Newcomerstown and the surrounding region has weathered two major snowstorms and frigid cold with in the past two weeks, with temperatures dipping below zero and wind chill reaching negative double digits.

Local weather expert Don Keating said the weather wasn’t necessarily a surprise.

"As early as January 22, there were long range weather forecast models predicting a massive outbreak of the coldest air of the 2018-2019 winter season," Keating said. "One weather model even had a low of -25°F predicted for Mansfield, Ohio. Well, forecast models that far in advance should be taken with a grain of salt, especially forecasts for precipitation.

Keating said that on Jan. 29, there was a daytime high of 40°F in Newcomerstown at his personal weather station.

"That was in advance of the brutal cold front about to pass through the state of Ohio," he said. "Temperatures fell steadily from midnight to midnight on Jan. 29."

But the coldest weather was yet to come.

During the early morning hours of Jan. 30, a reinforcing blast of Arctic air pushed through Ohio dropping a fresh coating of snow and introducing windy conditions ushering in the Arctic air mass, Keating said.

"The high temperature for Jan. 30 was at midnight at 15°F and by midnight, 24 hours later, the mercury had dipped to -4°F. On Jan. 30 the daytime high reading was 0°F at 9:49 a.m. By midnight the temperature had dropped to that -4°F reading. Wind chill at my Newcomerstown station dropped to -21°F but some locations in Ohio, in particular a small town called Wauseon, Ohio in the far northwest corner had wind chills to nearly -40°F."

Keating said the term "historic cold" was often used to announce the pending lows on the thermometer.

"But was it really ‘historic cold’ that moved into Ohio for a brief period, or just another cold spell during the winter?" Keating asked.

Keating offered some figures in Newcomerstown in January from 2014 through 2019.

The coldest reading was on January 29, 2014 when the mercury dipped to -17°F. In January 2016 and 2017 the coldest temperature in Newcomerstown was 3°F above zero. During January of 2014 the mercury dipped to at least zero or colder during eight days. In 2014 17.5" of snow fell, followed by 16.4" in 2019.

"As you can see, the recent ‘historic cold, spell certainly wasn't all it was advertised to be," Keating said." With nearly two full months of winter remaining one has to wonder what Mother Nature has up her sleeve next."

Two weeks earlier, on Sunday, Jan. 13, a major low pressure system battered the western coast of the United States producing heavy rains, very heavy snow in the Sierra Nevada Mountains and wind gusts of over 100 mph. The Sierra Nevada Mountains received over five feet of snow, 60 inches. Keating said the weather forecast models were "all over the board as to what was going to happen with this storm, but one thing was for certain, it was expected to affect the area in one form or another.
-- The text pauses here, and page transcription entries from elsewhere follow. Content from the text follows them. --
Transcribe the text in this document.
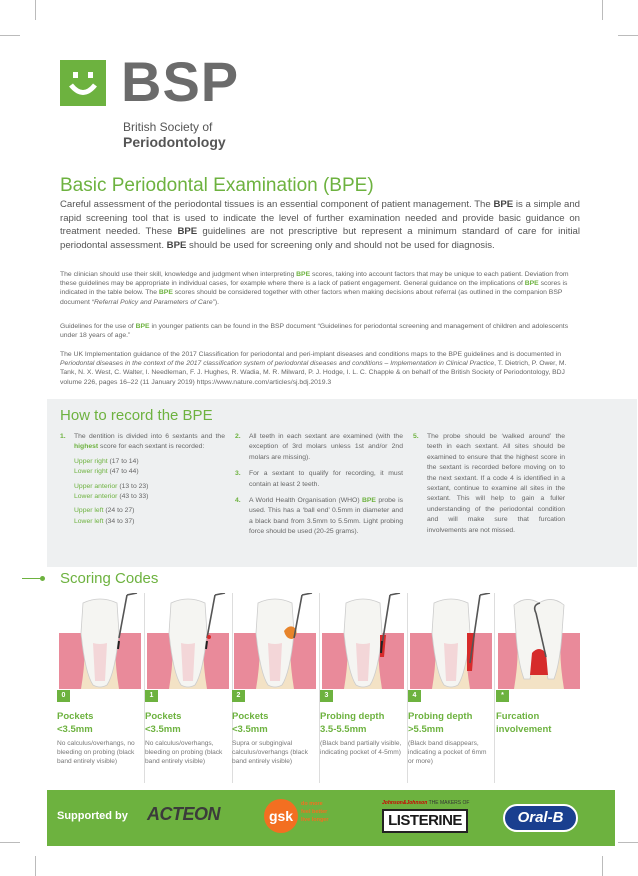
BSP
British Society of
Periodontology
Basic Periodontal Examination (BPE)
Careful assessment of the periodontal tissues is an essential component of patient management. The BPE is a simple and rapid screening tool that is used to indicate the level of further examination needed and provide basic guidance on treatment needed. These BPE guidelines are not prescriptive but represent a minimum standard of care for initial periodontal assessment. BPE should be used for screening only and should not be used for diagnosis.
The clinician should use their skill, knowledge and judgment when interpreting BPE scores, taking into account factors that may be unique to each patient. Deviation from these guidelines may be appropriate in individual cases, for example where there is a lack of patient engagement. General guidance on the implications of BPE scores is indicated in the table below. The BPE scores should be considered together with other factors when making decisions about referral (as outlined in the companion BSP document “Referral Policy and Parameters of Care”).
Guidelines for the use of BPE in younger patients can be found in the BSP document “Guidelines for periodontal screening and management of children and adolescents under 18 years of age.”
The UK Implementation guidance of the 2017 Classification for periodontal and peri-implant diseases and conditions maps to the BPE guidelines and is documented in Periodontal diseases in the context of the 2017 classification system of periodontal diseases and conditions – Implementation in Clinical Practice, T. Dietrich, P. Ower, M. Tank, N. X. West, C. Walter, I. Needleman, F. J. Hughes, R. Wadia, M. R. Milward, P. J. Hodge, I. L. C. Chapple & on behalf of the British Society of Periodontology, BDJ volume 226, pages 16–22 (11 January 2019) https://www.nature.com/articles/sj.bdj.2019.3
How to record the BPE
1. The dentition is divided into 6 sextants and the highest score for each sextant is recorded:
Upper right (17 to 14)
Lower right (47 to 44)
Upper anterior (13 to 23)
Lower anterior (43 to 33)
Upper left (24 to 27)
Lower left (34 to 37)
2. All teeth in each sextant are examined (with the exception of 3rd molars unless 1st and/or 2nd molars are missing).
3. For a sextant to qualify for recording, it must contain at least 2 teeth.
4. A World Health Organisation (WHO) BPE probe is used. This has a ‘ball end’ 0.5mm in diameter and a black band from 3.5mm to 5.5mm. Light probing force should be used (20-25 grams).
5. The probe should be ‘walked around’ the teeth in each sextant. All sites should be examined to ensure that the highest score in the sextant is recorded before moving on to the next sextant. If a code 4 is identified in a sextant, continue to examine all sites in the sextant. This will help to gain a fuller understanding of the periodontal condition and will make sure that furcation involvements are not missed.
Scoring Codes
0
Pockets
<3.5mm
No calculus/overhangs, no bleeding on probing (black band entirely visible)
1
Pockets
<3.5mm
No calculus/overhangs, bleeding on probing (black band entirely visible)
2
Pockets
<3.5mm
Supra or subgingival calculus/overhangs (black band entirely visible)
3
Probing depth
3.5-5.5mm
(Black band partially visible, indicating pocket of 4-5mm)
4
Probing depth
>5.5mm
(Black band disappears, indicating a pocket of 6mm or more)
*
Furcation
involvement
Supported by ACTEON	gsk
do more
feel better
live longer
Johnson&Johnson THE MAKERS OF
LISTERINE	Oral-B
"By Tuesday, Jan. 15, weather computer models were putting out forecasts of over 20 inches of snow for portions of Ohio. A few even placed the estimate at 30 inches! With this information flowing freely, social media get into the act with several ‘amateur’ weather pages on Facebook putting out their own snowfall forecasts. Not a good idea as it turned out."
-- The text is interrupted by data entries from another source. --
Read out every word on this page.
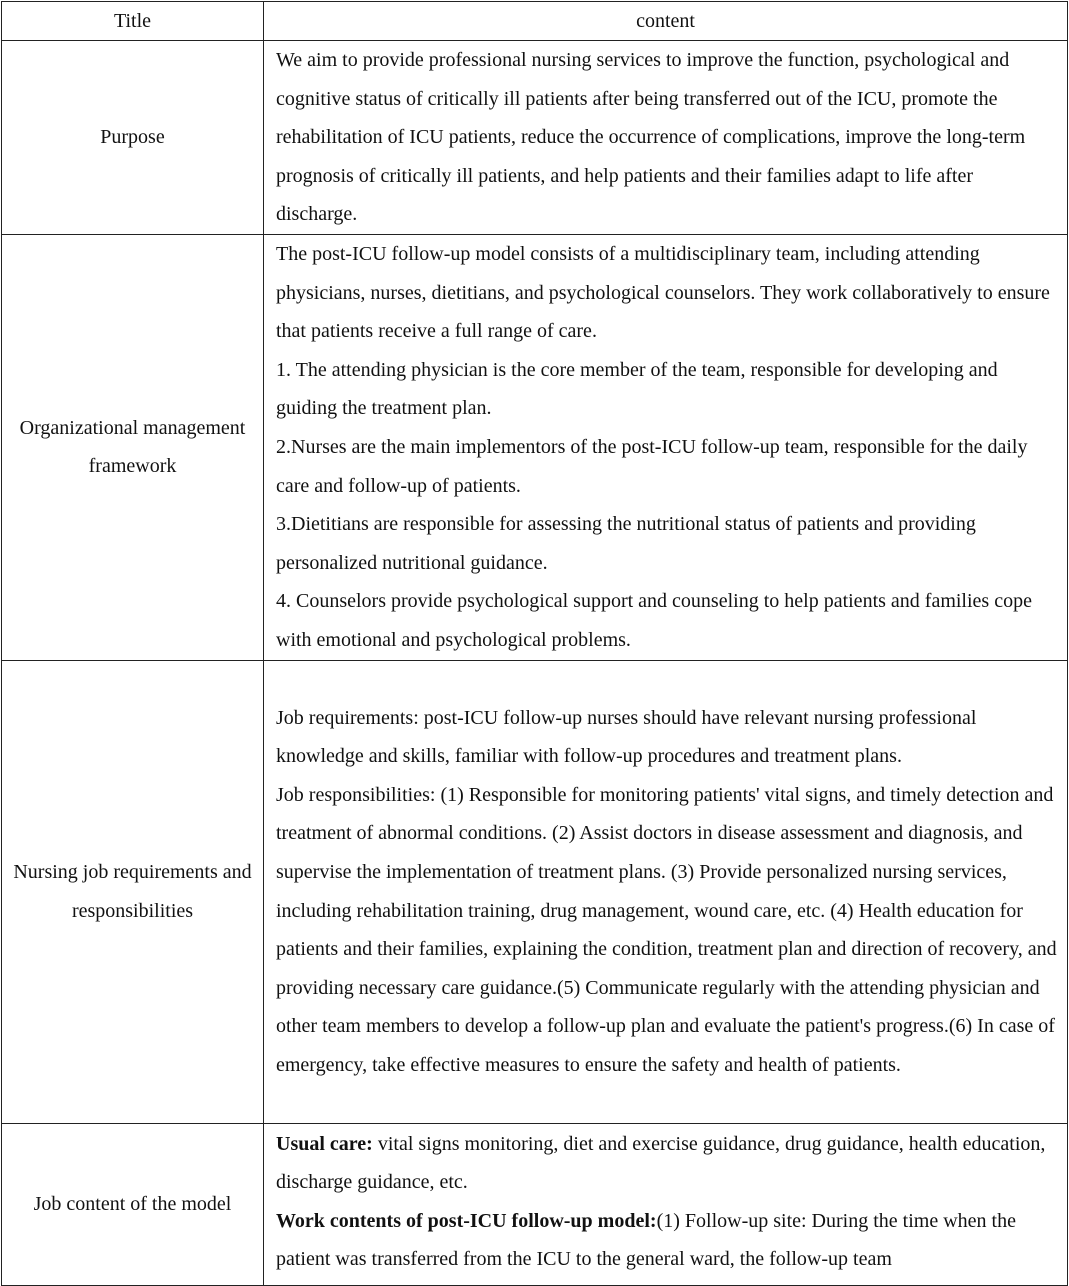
Title	content
Purpose	We aim to provide professional nursing services to improve the function, psychological and cognitive status of critically ill patients after being transferred out of the ICU, promote the rehabilitation of ICU patients, reduce the occurrence of complications, improve the long-term prognosis of critically ill patients, and help patients and their families adapt to life after discharge.

Organizational management framework	The post-ICU follow-up model consists of a multidisciplinary team, including attending physicians, nurses, dietitians, and psychological counselors. They work collaboratively to ensure that patients receive a full range of care.

1. The attending physician is the core member of the team, responsible for developing and guiding the treatment plan.

2.Nurses are the main implementors of the post-ICU follow-up team, responsible for the daily care and follow-up of patients.

3.Dietitians are responsible for assessing the nutritional status of patients and providing personalized nutritional guidance.

4. Counselors provide psychological support and counseling to help patients and families cope with emotional and psychological problems.

Nursing job requirements and responsibilities	Job requirements: post-ICU follow-up nurses should have relevant nursing professional knowledge and skills, familiar with follow-up procedures and treatment plans.

Job responsibilities: (1) Responsible for monitoring patients' vital signs, and timely detection and treatment of abnormal conditions. (2) Assist doctors in disease assessment and diagnosis, and supervise the implementation of treatment plans. (3) Provide personalized nursing services, including rehabilitation training, drug management, wound care, etc. (4) Health education for patients and their families, explaining the condition, treatment plan and direction of recovery, and providing necessary care guidance.(5) Communicate regularly with the attending physician and other team members to develop a follow-up plan and evaluate the patient's progress.(6) In case of emergency, take effective measures to ensure the safety and health of patients.

Job content of the model	Usual care: vital signs monitoring, diet and exercise guidance, drug guidance, health education, discharge guidance, etc.

Work contents of post-ICU follow-up model:(1) Follow-up site: During the time when the patient was transferred from the ICU to the general ward, the follow-up team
Keating said that eventually the low pressure re-developed over the eastern slopes of the Rockies in Colorado because as it crossed the mountains, it was weakened considerably, it dove southeastward towards the Oklahoma and Texas Panhandle, then moved northeastward towards the middle Ohio Valley.

On Saturday morning, Jan. 19, sleet began to fall in Newcomerstown at about 11:30 a.m. It quickly turned to rain and remained rain until around 11:30 p.m. Saturday night as the low pressure system moved northeast of Ohio and pulled a cold front through the Newcomerstown area. Rain soon changed to snow and by noon on Sunday, Jan. 2, six inches of the white fluffy stuff had accumulated with a good bit of blowing and drifting snow.

"Total liquid for the event was 1.21"," Keating said. "Had that all been snow we would have been digging out from at least 12 inches of snow. School was closed, wisely I might add, on Monday and Tuesday and placed on a two hour delay Wednesday.

"I've always told folks and apparently the ‘fear factor’ has more of an impact, but never ever trust a forecast of snowfall accumulation more than 36 hours in advance. As witnessed with this most recent major storm, nature has a way of changing its mind on the drop of a dime."